An agent doesn’t truly work because of the model, but because of the harness controlling it.
Moving from demo to production requires handling errors, state, memory, and observability.
A well-designed harness reduces model unpredictability and shifts complexity into code, making the system reliable and usable in real-world scenarios.

In article Harness Engineering: The Most Important Part of AI Agents we saw a fundamental point: the problem with agents isn't (only) the model, but the system around it.

But what does it really mean to build that system?

The moment everything breaks

There's a fairly universal phase: you've implemented a demo, it works well, the model responds, uses a tool, maybe even completes multi-step tasks, and everything looks promising.

Then you try to use it in a real-world context, and the problems emerge:

invalid outputs
incorrect API calls
infinite loops
loss of context

It's not that the model got worse—the system's complexity increased without having a harness solid enough to manage it.

The harness as a control system

It becomes clear that the harness isn't just a "container"—it's more like a control system designed to guide the model along a precise path, reducing its freedom when necessary and allowing it when useful.

This is a delicate balance: too much control means loss of flexibility; too little control means loss of reliability.

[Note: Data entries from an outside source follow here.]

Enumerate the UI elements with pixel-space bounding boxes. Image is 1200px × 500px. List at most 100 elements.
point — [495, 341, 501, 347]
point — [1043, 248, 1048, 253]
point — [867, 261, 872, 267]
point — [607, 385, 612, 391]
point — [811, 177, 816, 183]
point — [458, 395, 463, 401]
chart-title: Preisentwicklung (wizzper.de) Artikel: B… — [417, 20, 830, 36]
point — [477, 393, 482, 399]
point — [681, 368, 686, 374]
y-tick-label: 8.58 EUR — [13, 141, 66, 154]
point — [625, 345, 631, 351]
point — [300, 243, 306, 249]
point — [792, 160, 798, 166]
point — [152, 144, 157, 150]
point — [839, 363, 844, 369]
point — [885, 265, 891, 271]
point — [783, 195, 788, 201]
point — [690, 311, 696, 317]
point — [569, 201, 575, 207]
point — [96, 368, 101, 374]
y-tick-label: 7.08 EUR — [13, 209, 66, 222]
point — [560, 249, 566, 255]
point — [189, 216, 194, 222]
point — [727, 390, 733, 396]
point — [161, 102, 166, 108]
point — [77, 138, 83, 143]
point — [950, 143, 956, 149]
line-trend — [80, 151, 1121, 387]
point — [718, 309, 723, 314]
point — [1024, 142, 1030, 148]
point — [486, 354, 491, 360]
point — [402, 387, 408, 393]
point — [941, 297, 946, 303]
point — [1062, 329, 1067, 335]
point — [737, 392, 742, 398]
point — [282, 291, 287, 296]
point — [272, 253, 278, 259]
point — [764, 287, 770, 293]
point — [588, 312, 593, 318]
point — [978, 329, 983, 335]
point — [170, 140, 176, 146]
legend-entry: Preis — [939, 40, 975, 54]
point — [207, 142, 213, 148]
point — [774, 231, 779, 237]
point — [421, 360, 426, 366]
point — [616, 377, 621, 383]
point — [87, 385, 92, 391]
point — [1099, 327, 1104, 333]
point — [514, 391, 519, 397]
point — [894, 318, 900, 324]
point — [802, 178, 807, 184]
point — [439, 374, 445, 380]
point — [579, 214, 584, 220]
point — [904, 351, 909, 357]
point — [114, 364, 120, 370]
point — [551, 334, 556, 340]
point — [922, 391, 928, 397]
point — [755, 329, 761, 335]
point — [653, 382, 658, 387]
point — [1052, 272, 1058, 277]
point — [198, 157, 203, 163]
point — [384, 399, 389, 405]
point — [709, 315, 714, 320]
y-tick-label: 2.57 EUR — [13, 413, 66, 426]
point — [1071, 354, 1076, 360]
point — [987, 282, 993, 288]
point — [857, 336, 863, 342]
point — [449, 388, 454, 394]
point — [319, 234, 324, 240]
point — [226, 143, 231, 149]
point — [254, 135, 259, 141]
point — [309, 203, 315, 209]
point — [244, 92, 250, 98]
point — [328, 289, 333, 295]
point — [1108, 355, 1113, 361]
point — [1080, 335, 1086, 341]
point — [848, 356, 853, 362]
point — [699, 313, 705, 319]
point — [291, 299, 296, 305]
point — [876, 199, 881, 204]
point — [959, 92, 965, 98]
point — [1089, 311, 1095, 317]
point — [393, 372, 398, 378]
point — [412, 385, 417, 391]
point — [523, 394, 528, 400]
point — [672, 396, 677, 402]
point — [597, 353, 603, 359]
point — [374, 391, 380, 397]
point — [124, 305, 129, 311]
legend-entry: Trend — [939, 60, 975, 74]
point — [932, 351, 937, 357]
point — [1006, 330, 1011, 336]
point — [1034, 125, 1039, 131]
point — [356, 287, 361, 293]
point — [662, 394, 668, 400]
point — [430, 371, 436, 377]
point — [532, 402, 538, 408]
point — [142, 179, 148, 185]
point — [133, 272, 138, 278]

And this is where the real design work begins.

Error handling becomes the main case

In traditional software, errors are edge cases. Anyone with experience in agent-based systems knows that errors are the norm.

The key idea, however, is that a well-designed harness does not assume everything will go well—quite the opposite.

It therefore introduces mechanisms such as:

validating outputs before using them
retrying when something goes wrong
falling back to alternative paths
controlled interruption of loops

This is what makes the system usable.

State and memory: the invisible problem

Another issue that emerges very early is state management: an agent without memory is little more than a stateless function—but adding memory introduces complexity:

what to store
for how long
how to update the state
what happens when it becomes inconsistent

These decisions must be made when structuring the harness.

And it's precisely here that many subtle bugs tend to arise.

Observability: knowing what's happening

When something goes wrong (and sooner or later it will), the important question is:

"Can I understand what happened?"

Without logging and tracing, working with agents becomes almost impossible.

Because you need to see:

every step of the reasoning
every tool call
every output transformation

And not just for debugging, but to evolve the system.

Moving complexity to the right place

An interesting aspect is that, as you improve the harness, the system becomes more predictable—even without changing the model.

This happens because complexity is being moved out of an "opaque" component (the model) and into code that can actually be controlled.

It's a shift in strategy:

less blind trust in the model
more explicit control in the system

Which, ultimately, is software engineering.

In fact, we can say that building agents today is much closer to traditional software engineering than it might seem.

There are flows, states, error handling, integrations, observability…

The only difference is that instead of deterministic functions, there's a probabilistic model.

The harness is what holds everything together—and that's what makes the difference between something that only works in a demo and something that truly works in production.